Вечерело, солнце медленно клонилось к закату, оно озорно брызгало лучами, проползая под громадой перекинутого через узенькую реку моста, и оранжевые блики прыгали по воде, словно тысячи крошечных рыбок, состоящих из чистого света.
Генри Фишер сидел в лодке, неспешно почесывая седую бороду. Его удочка уже почти час не двигалась и пожилой рыбак находился на грани сна.
Это забавно, но половину детства Генри потратил, пытаясь объяснить своим неугомонным и, как он понял чуть позже, довольно глупым сверстникам, что у него нет ни малейшего желания подтверждать свой титул рыбака, навеянный и привязанный к нему одной лишь фамилией, очень даже, надо отметить, распространенной. Но эти дурачки продолжали смеяться, выпрашивая рыбу всякий раз, стоило ему переступить порог школьного коридора.

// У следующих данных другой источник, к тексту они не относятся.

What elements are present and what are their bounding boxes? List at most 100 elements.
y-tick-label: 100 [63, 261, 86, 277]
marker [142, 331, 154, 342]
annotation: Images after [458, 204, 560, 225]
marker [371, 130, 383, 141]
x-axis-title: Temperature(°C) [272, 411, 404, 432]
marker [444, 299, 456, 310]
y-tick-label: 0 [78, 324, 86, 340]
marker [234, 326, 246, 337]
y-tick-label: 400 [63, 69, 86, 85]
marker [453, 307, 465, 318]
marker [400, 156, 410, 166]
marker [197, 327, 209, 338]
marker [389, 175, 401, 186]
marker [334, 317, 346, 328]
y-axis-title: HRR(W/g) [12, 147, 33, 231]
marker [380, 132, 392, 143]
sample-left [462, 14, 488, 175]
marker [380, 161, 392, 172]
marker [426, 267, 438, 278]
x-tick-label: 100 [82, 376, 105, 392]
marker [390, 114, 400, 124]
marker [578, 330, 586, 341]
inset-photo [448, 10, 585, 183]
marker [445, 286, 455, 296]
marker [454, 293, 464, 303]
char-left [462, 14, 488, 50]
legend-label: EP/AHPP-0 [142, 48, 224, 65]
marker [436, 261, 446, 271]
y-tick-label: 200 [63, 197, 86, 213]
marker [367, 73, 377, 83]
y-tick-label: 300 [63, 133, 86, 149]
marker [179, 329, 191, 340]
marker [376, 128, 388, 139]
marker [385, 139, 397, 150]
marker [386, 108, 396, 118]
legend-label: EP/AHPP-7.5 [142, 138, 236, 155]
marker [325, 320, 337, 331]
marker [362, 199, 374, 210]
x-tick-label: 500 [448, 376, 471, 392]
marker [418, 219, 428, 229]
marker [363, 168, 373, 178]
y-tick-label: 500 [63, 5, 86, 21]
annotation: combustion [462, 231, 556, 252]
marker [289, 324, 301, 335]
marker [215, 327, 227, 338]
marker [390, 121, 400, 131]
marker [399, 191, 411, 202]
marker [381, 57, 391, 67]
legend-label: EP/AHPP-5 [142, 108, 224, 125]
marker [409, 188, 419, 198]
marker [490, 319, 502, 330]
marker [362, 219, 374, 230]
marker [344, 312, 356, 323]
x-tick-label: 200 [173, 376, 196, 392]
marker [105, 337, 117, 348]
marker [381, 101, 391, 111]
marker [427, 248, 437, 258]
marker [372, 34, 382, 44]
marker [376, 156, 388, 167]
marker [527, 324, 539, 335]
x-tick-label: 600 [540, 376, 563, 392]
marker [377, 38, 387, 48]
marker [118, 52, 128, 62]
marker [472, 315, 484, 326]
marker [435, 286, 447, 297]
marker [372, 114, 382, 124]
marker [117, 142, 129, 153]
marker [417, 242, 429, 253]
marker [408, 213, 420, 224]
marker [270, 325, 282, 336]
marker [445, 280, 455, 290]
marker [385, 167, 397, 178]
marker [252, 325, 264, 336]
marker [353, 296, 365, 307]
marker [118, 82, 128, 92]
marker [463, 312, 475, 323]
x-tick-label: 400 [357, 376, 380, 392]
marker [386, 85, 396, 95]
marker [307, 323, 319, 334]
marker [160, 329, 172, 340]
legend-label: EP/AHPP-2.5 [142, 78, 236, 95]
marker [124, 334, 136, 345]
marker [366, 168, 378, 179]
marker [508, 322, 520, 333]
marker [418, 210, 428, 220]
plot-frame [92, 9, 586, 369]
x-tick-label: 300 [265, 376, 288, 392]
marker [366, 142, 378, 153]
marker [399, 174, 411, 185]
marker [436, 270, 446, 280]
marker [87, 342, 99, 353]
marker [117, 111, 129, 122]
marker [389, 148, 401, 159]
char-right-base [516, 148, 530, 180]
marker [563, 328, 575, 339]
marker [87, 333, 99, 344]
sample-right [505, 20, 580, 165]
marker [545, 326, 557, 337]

Его чаша терпения напоминала скорее ведро, но переполнившись однажды, она не просто пролилась — треснула по швам. Плюнув на все, даже на возможное наказание от отца, которое обязательно последует, если он опоздает домой к ужину, десятилетний Генри собрал всех своих друзей — которых он, впрочем, друзьями не считал — одолжил у одного из них удочку, и все вместе они отправились вот сюда, на эту самую реку. Которая в те времена была и шире, и глубже, и богаче.
Ему хотелось раз и навсегда доказать им, что никакой он не рыбак и бесполезно выпрашивать у него рыбу на каждом шагу. Генри даже не сел в лодку — с самым раздраженным видом он закинул удочку прямо с берега.

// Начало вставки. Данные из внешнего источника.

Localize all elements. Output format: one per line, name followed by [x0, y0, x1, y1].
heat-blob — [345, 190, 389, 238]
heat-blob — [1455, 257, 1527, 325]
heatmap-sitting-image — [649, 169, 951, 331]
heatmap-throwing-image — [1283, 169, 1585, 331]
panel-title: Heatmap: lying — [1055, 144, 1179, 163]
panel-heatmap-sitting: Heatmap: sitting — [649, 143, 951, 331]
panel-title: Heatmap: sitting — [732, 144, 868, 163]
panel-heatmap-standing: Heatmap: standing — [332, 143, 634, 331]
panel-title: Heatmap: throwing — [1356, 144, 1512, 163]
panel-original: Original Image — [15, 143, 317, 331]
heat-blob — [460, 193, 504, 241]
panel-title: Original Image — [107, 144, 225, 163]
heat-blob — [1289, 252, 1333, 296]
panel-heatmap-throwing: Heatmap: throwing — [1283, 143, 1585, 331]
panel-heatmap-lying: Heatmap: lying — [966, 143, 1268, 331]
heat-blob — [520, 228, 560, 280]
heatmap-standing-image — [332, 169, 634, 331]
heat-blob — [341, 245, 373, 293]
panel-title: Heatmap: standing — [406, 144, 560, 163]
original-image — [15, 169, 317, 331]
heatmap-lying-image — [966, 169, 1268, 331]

"Вот увидите, — начал он. — Мы простоим здесь целый час, а поплавок даже ни разу не…"
Но договорить он не успел: удочка едва не согнулась пополам. Изумленный и обескураженный, он вытащил на берег крупного карася, которого, впрочем, чуть не выронил обратно в воду — настолько он был скользкий и так сильно отбивался. Ребятня вокруг радостно скандировала: "Рыбак! Рыбак! Рыбак! Рыбак!"
С тех пор он стал рыбаком не только по имени, но по призванию. Родители не возражали против такого занятия — порой он приносил домой столько рыбы, что отец ездил продавать ее, а это хоть какой-то дополнительный доход. Нельзя сказать, что ему всегда везло так сильно, как в тот, первый раз, но обычно удача от него не отворачивалась — с пустым ведром он никогда не возвращался.

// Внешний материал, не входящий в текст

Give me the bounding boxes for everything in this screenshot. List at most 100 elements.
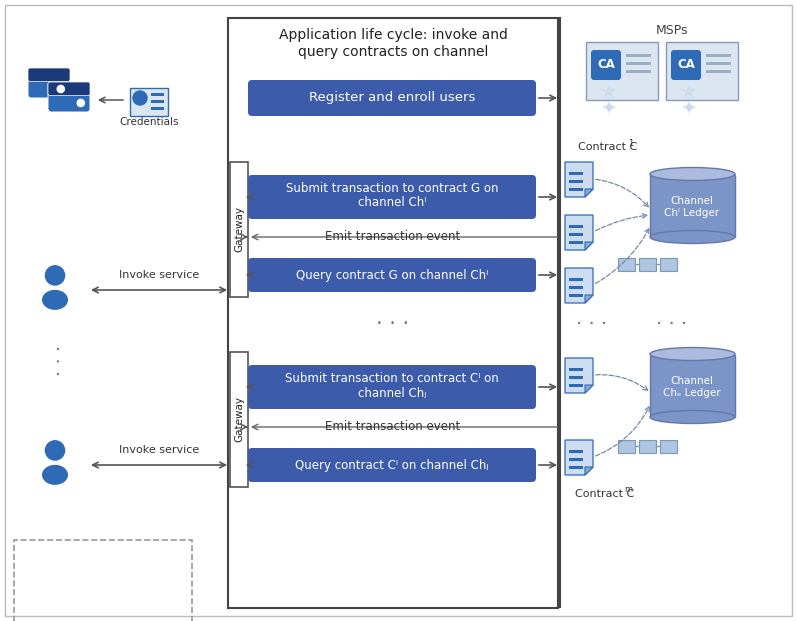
- Text: . . .: . . .: [376, 308, 410, 328]
- Ellipse shape: [650, 410, 735, 424]
- Bar: [660, 440, 677, 453]
- Text: Channel
Chₑ Ledger: Channel Chₑ Ledger: [663, 376, 720, 398]
- Text: . . .: . . .: [657, 309, 688, 327]
- Bar: [151, 93, 164, 96]
- Text: Credentials: Credentials: [120, 117, 179, 127]
- Bar: [660, 258, 677, 271]
- Polygon shape: [565, 268, 593, 303]
- Text: Emit transaction event: Emit transaction event: [325, 230, 461, 243]
- Bar: [706, 62, 731, 65]
- FancyBboxPatch shape: [248, 258, 536, 292]
- Circle shape: [77, 99, 84, 107]
- Text: ★: ★: [679, 83, 697, 101]
- Bar: [650, 355, 735, 417]
- Ellipse shape: [650, 168, 735, 181]
- FancyBboxPatch shape: [48, 82, 90, 112]
- FancyBboxPatch shape: [28, 68, 70, 81]
- Text: Register and enroll users: Register and enroll users: [308, 91, 475, 104]
- FancyBboxPatch shape: [248, 365, 536, 409]
- FancyBboxPatch shape: [671, 50, 701, 80]
- Bar: [569, 368, 583, 371]
- Circle shape: [45, 266, 65, 285]
- Text: Invoke service: Invoke service: [119, 270, 199, 280]
- Bar: [569, 233, 583, 235]
- Text: Channel
Chᴵ Ledger: Channel Chᴵ Ledger: [665, 196, 720, 218]
- Polygon shape: [565, 440, 593, 475]
- Polygon shape: [585, 242, 593, 250]
- FancyBboxPatch shape: [248, 80, 536, 116]
- Ellipse shape: [43, 466, 67, 484]
- Bar: [706, 70, 731, 73]
- Bar: [569, 286, 583, 289]
- Bar: [569, 384, 583, 386]
- Text: query contracts on channel: query contracts on channel: [298, 45, 489, 59]
- FancyBboxPatch shape: [248, 175, 536, 219]
- Bar: [569, 172, 583, 175]
- FancyBboxPatch shape: [48, 82, 90, 96]
- Text: Emit transaction event: Emit transaction event: [325, 420, 461, 433]
- Bar: [706, 54, 731, 57]
- Text: ✦: ✦: [680, 99, 697, 117]
- Bar: [626, 62, 651, 65]
- Text: Gateway: Gateway: [234, 396, 244, 443]
- Text: . . .: . . .: [576, 309, 607, 327]
- Bar: [230, 162, 248, 297]
- Bar: [228, 18, 558, 608]
- FancyBboxPatch shape: [591, 50, 621, 80]
- Bar: [569, 225, 583, 227]
- Text: Invoke service: Invoke service: [119, 445, 199, 455]
- Bar: [130, 88, 168, 116]
- FancyBboxPatch shape: [248, 448, 536, 482]
- Bar: [569, 458, 583, 461]
- Text: 1: 1: [628, 138, 634, 148]
- Bar: [151, 100, 164, 102]
- Circle shape: [133, 91, 147, 105]
- FancyBboxPatch shape: [28, 68, 70, 98]
- Bar: [569, 241, 583, 243]
- Polygon shape: [565, 215, 593, 250]
- Bar: [639, 440, 656, 453]
- Ellipse shape: [43, 291, 67, 309]
- Bar: [569, 466, 583, 468]
- Polygon shape: [585, 385, 593, 393]
- Bar: [618, 258, 635, 271]
- Bar: [569, 376, 583, 379]
- Bar: [230, 352, 248, 487]
- Circle shape: [45, 441, 65, 460]
- Bar: [626, 54, 651, 57]
- Polygon shape: [585, 295, 593, 303]
- Bar: [569, 278, 583, 281]
- Bar: [14, 540, 192, 621]
- Text: Gateway: Gateway: [234, 207, 244, 253]
- Text: Query contract G on channel Chᴵ: Query contract G on channel Chᴵ: [296, 268, 488, 281]
- Polygon shape: [565, 162, 593, 197]
- Text: ✦: ✦: [600, 99, 616, 117]
- Bar: [569, 188, 583, 191]
- Ellipse shape: [650, 230, 735, 243]
- Bar: [569, 180, 583, 183]
- Text: Contract C: Contract C: [578, 142, 638, 152]
- Text: MSPs: MSPs: [656, 24, 689, 37]
- Polygon shape: [585, 189, 593, 197]
- Ellipse shape: [650, 348, 735, 361]
- Text: CA: CA: [677, 58, 695, 71]
- Bar: [650, 175, 735, 237]
- Text: Submit transaction to contract Cᴵ on: Submit transaction to contract Cᴵ on: [285, 373, 499, 386]
- Text: m: m: [624, 486, 632, 494]
- Bar: [626, 70, 651, 73]
- Circle shape: [57, 86, 65, 93]
- Text: Application life cycle: invoke and: Application life cycle: invoke and: [279, 28, 508, 42]
- Text: ★: ★: [599, 83, 617, 101]
- Text: Contract C: Contract C: [575, 489, 634, 499]
- Bar: [586, 42, 658, 100]
- Bar: [666, 42, 738, 100]
- Text: Query contract Cᴵ on channel Chⱼ: Query contract Cᴵ on channel Chⱼ: [295, 458, 489, 471]
- Polygon shape: [585, 467, 593, 475]
- Bar: [569, 294, 583, 296]
- Text: . . .: . . .: [45, 345, 65, 376]
- Text: CA: CA: [597, 58, 615, 71]
- Bar: [618, 440, 635, 453]
- Bar: [639, 258, 656, 271]
- Text: channel Chⱼ: channel Chⱼ: [358, 386, 426, 399]
- Text: Submit transaction to contract G on: Submit transaction to contract G on: [286, 183, 498, 196]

С той поры минуло пятьдесят лет, а Генри Фишер традициям не изменил: как и прежде, каждые выходные он выбирался на природу, выплывал на лодочке в центр реки и закидывал свою удочку. Возраст сказывался все сильнее, кости громко хрустели, в спине что-то поскрипывало всякий раз, когда он вставал и начинал наматывать леску. С крупной рыбой справиться было уже трудно, но она и попадалась редко, больше не вырастала здесь, в черте города. Река стала грязной, как весь остальной мир, хоть Генри и надеялся наивно, что она останется единственным нетронутым уголком. Уловы становились все меньше и однажды — Генри знал, что этот день настанет, быть может, это произойдет уже сегодня — он вернется на берег с пустыми руками.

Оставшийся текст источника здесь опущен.